Lohse's age is also an issue, albeit not as large an issue as it may seem. Because he relies more on weak contact than strikeouts, the loss of velocity that comes with pitcher aging is less of a concern for a pitcher like Lohse. In fact, by the end of the season Lohse will have actually posted two of the highest fWARs of his career in the last two seasons. But Lohse isn't a freak of nature. The fact is that pitchers get worse, not better, the further they get from 30.
Even if it's expected that Lohse won't drop off a cliff, any regression in coming years would greatly impact his value. As said, his ceiling is about a 3-win pitcher; his floor is a replacement-level starter. To justify a contract that averages eight figures per year, Lohse would have to be at or near his 2012 level for the duration of the deal. And the harsh reality is that over the course of his career he's proven to be closer to replacement level than his contract year performances suggest.
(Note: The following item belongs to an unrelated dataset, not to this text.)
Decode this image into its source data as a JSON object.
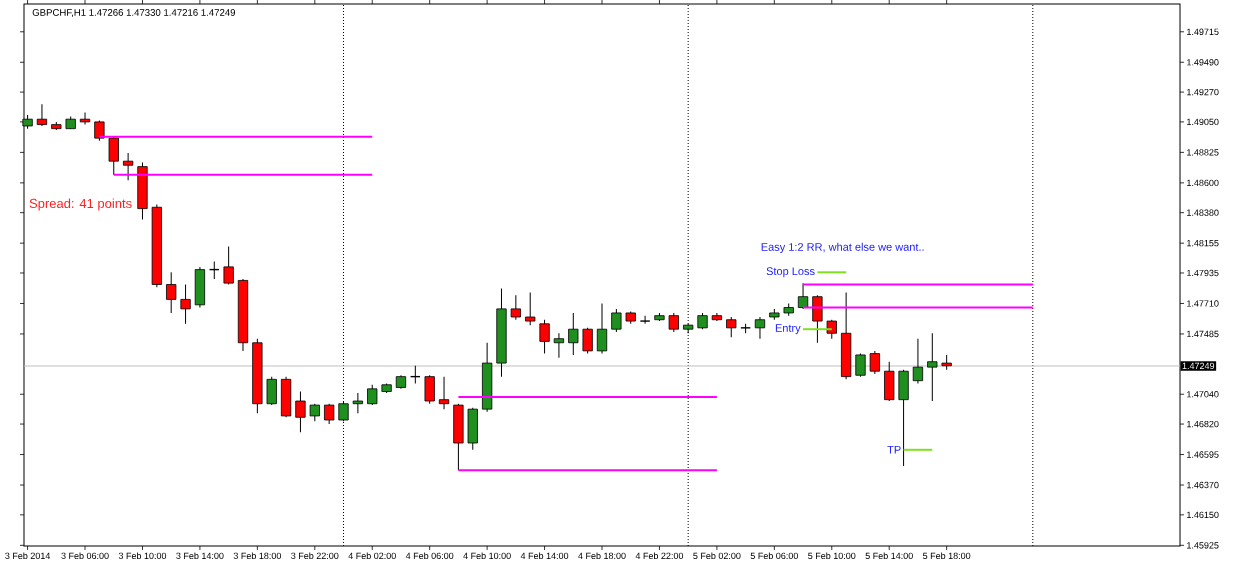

Adam Wainwright has proven quite the opposite. Wainwright is in the discussion of the game's true aces, and in short order he will want to be paid like one as well. In early April, Matt Cain was given a six-year, $127.5 million deal, averaging just over $21 million per year. Just this week the Phillies signed Cole Hamels to a six-year, $144 million deal, or approximately $24 million per year. Wainwright will be in that ballpark. He's making $9 million this year and $12 million next, so a conservative guess would be that Wainwright would receive a $10 million raise in 2014.
The Cardinals aren't in a terrible spot here. Lance Berkman's $12 million will be coming off the books after this year, and both Carlos Beltran and Chris Carpenter will likely be gone after next year. The Cardinals will have the funds to pay Wainwright. But Matt Holliday will still be making $17 million annually, and Yadier Molina will make no less than $14 million each year until 2017.
There's also no telling how much guys like Allen Craig, David Freese, Jon Jay, etc., will command in the coming years. Like cheap pitching will help in coming years, cheap hitting has allowed the Cardinals to contend the past few years. Soon, that cheap hitting will be less cheap. The more the team can save on marginal upgrades to the back end of the starting rotation, the more it can afford to keep around elite-level pitchers at the front end.
There's no doubt that Kyle Lohse is having a spectacular season. Even though he'll turn 34 in October, Lohse is a nice pitcher who will almost certainly get paid by someone. But the Cardinals are in a position where they don't need to be, nor do they have the luxury of being, one of his suitors.